La sesión se desarrolla con cautela entre los participantes del mercado cambiario, quienes evalúan el impacto potencial de los próximos reportes de inflación estadounidense y las señales que pueda emitir la Reserva Federal sobre la dirección de su política monetaria. El movimiento observado al inicio de la semana se inscribe en una tendencia más amplia de ajustes graduales en las paridades de las monedas emergentes.
Cotizaciones reportadas en ventanilla y bancos
El tipo de cambio promedio en ventanilla para este lunes se ubicó en 17.46 pesos por dólar, con un precio de compra de 17.18 pesos y un precio de venta de 17.74 pesos. Estas cifras representan el promedio de operaciones al público en casas de cambio y sucursales bancarias, aunque los valores concretos varían según cada institución financiera.
Las principales entidades bancarias reportaron los siguientes precios: Afirme registró compra en 16.50 pesos y venta en 18.10 pesos; Banco Azteca cotizó compra en 17.00 pesos y venta en 18.09 pesos; Banorte ofreció compra en 16.25 pesos y venta en 17.80 pesos; BBVA marcó compra en 16.51 pesos y venta en 17.94 pesos; mientras que Banamex estableció compra en 16.95 pesos y venta en 17.95 pesos. El Diario Oficial de la Federación publicó un tipo de cambio de 17.48 pesos.

Factores que impulsan el movimiento cambiario
En el plano internacional, el dólar perdió parte de sus ganancias iniciales a pesar del repunte en los precios del petróleo y de los reportes sobre intercambios de ataques entre Estados Unidos e Irán. El índice dólar retrocedió 0.15 por ciento hasta situarse en 100.9 unidades, según datos de Reuters. Esta moderación refleja la expectativa de los inversionistas frente a la próxima publicación de indicadores de inflación en Estados Unidos.
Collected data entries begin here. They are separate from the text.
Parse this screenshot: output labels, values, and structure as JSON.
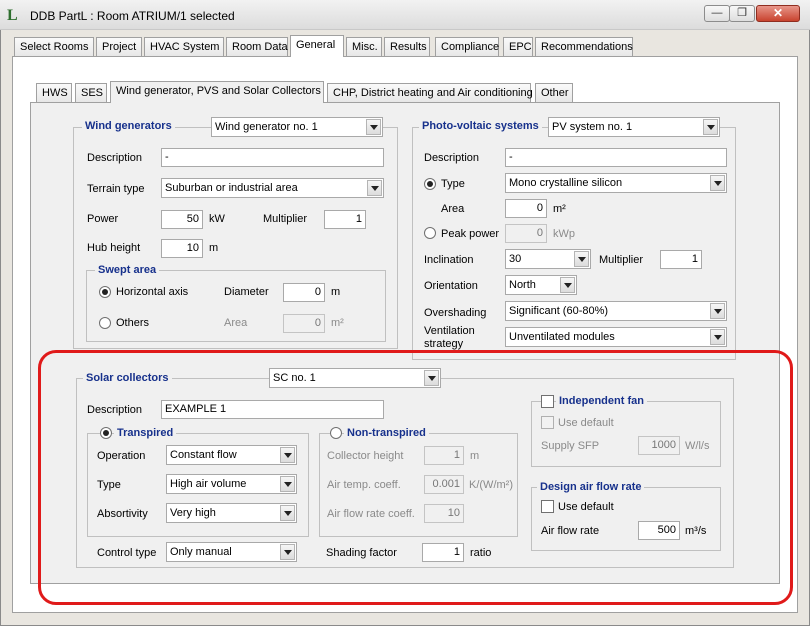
{
  "window": {
    "logo": "L",
    "title": "DDB PartL : Room ATRIUM/1 selected",
    "minimize_icon": "minimize-icon",
    "restore_icon": "restore-icon",
    "close_icon": "close-icon"
  },
  "main_tabs": [
    "Select Rooms",
    "Project",
    "HVAC System",
    "Room Data",
    "General",
    "Misc.",
    "Results",
    "Compliance",
    "EPC",
    "Recommendations"
  ],
  "main_tabs_active": "General",
  "sub_tabs": [
    "HWS",
    "SES",
    "Wind generator, PVS and Solar Collectors",
    "CHP, District heating and Air conditioning",
    "Other"
  ],
  "sub_tabs_active": "Wind generator, PVS and Solar Collectors",
  "wind": {
    "title": "Wind generators",
    "selector": "Wind generator no. 1",
    "description_label": "Description",
    "description_value": "-",
    "terrain_label": "Terrain type",
    "terrain_value": "Suburban or industrial area",
    "power_label": "Power",
    "power_value": "50",
    "power_unit": "kW",
    "multiplier_label": "Multiplier",
    "multiplier_value": "1",
    "hub_label": "Hub height",
    "hub_value": "10",
    "hub_unit": "m",
    "swept": {
      "title": "Swept area",
      "horizontal_label": "Horizontal axis",
      "horizontal_selected": true,
      "diameter_label": "Diameter",
      "diameter_value": "0",
      "diameter_unit": "m",
      "others_label": "Others",
      "area_label": "Area",
      "area_value": "0",
      "area_unit": "m²"
    }
  },
  "pv": {
    "title": "Photo-voltaic systems",
    "selector": "PV system no. 1",
    "description_label": "Description",
    "description_value": "-",
    "type_label": "Type",
    "type_value": "Mono crystalline silicon",
    "area_label": "Area",
    "area_value": "0",
    "area_unit": "m²",
    "peak_label": "Peak power",
    "peak_value": "0",
    "peak_unit": "kWp",
    "inclination_label": "Inclination",
    "inclination_value": "30",
    "multiplier_label": "Multiplier",
    "multiplier_value": "1",
    "orientation_label": "Orientation",
    "orientation_value": "North",
    "overshading_label": "Overshading",
    "overshading_value": "Significant (60-80%)",
    "ventilation_label_1": "Ventilation",
    "ventilation_label_2": "strategy",
    "ventilation_value": "Unventilated modules"
  },
  "solar": {
    "title": "Solar collectors",
    "selector": "SC no. 1",
    "description_label": "Description",
    "description_value": "EXAMPLE 1",
    "transpired": {
      "title": "Transpired",
      "selected": true,
      "operation_label": "Operation",
      "operation_value": "Constant flow",
      "type_label": "Type",
      "type_value": "High air volume",
      "absorptivity_label": "Absortivity",
      "absorptivity_value": "Very high"
    },
    "non_transpired": {
      "title": "Non-transpired",
      "collector_height_label": "Collector height",
      "collector_height_value": "1",
      "collector_height_unit": "m",
      "air_temp_label": "Air temp. coeff.",
      "air_temp_value": "0.001",
      "air_temp_unit": "K/(W/m²)",
      "air_flow_coeff_label": "Air flow rate coeff.",
      "air_flow_coeff_value": "10"
    },
    "control_type_label": "Control type",
    "control_type_value": "Only manual",
    "shading_label": "Shading factor",
    "shading_value": "1",
    "shading_unit": "ratio",
    "independent_fan": {
      "title": "Independent fan",
      "use_default_label": "Use default",
      "sfp_label": "Supply SFP",
      "sfp_value": "1000",
      "sfp_unit": "W/l/s"
    },
    "design_air_flow": {
      "title": "Design air flow rate",
      "use_default_label": "Use default",
      "rate_label": "Air flow rate",
      "rate_value": "500",
      "rate_unit": "m³/s"
    }
  },
  "colors": {
    "group_title": "#17318c",
    "highlight": "#e01a1a"
  }
}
Los analistas observan que cualquier señal de enfriamiento o persistencia de la inflación podría modificar las expectativas sobre recortes de tasas por parte de la Reserva Federal. Un escenario de tasas más altas durante más tiempo tendería a fortalecer al dólar, mientras que una relajación monetaria podría aliviar la presión sobre monedas como el peso mexicano.
Repercusiones para la economía mexicana
La depreciación moderada del peso tiene efectos directos sobre los costos de importación, especialmente en sectores que dependen de insumos denominados en dólares, como la industria manufacturera y el comercio minorista. Al mismo tiempo, las exportaciones mexicanas podrían beneficiarse de un tipo de cambio más favorable, aunque el impacto neto depende de la duración del movimiento y de la evolución de los precios internacionales del petróleo.
Las tensiones en el Golfo añaden un componente de incertidumbre que los mercados suelen traducir en mayor demanda de activos refugio. En este sentido, el repunte del crudo podría ofrecer cierto apoyo al peso a través de los ingresos petroleros, aunque el efecto se ve contrarrestado por la fortaleza relativa del dólar en el corto plazo.
Los participantes del mercado cambiario mexicano seguirán de cerca las próximas semanas, en las que se esperan datos adicionales sobre el empleo y la inflación en Estados Unidos. Estos reportes permitirán ajustar las proyecciones sobre el rumbo de la política monetaria y, por ende, sobre la trayectoria del tipo de cambio en las próximas jornadas.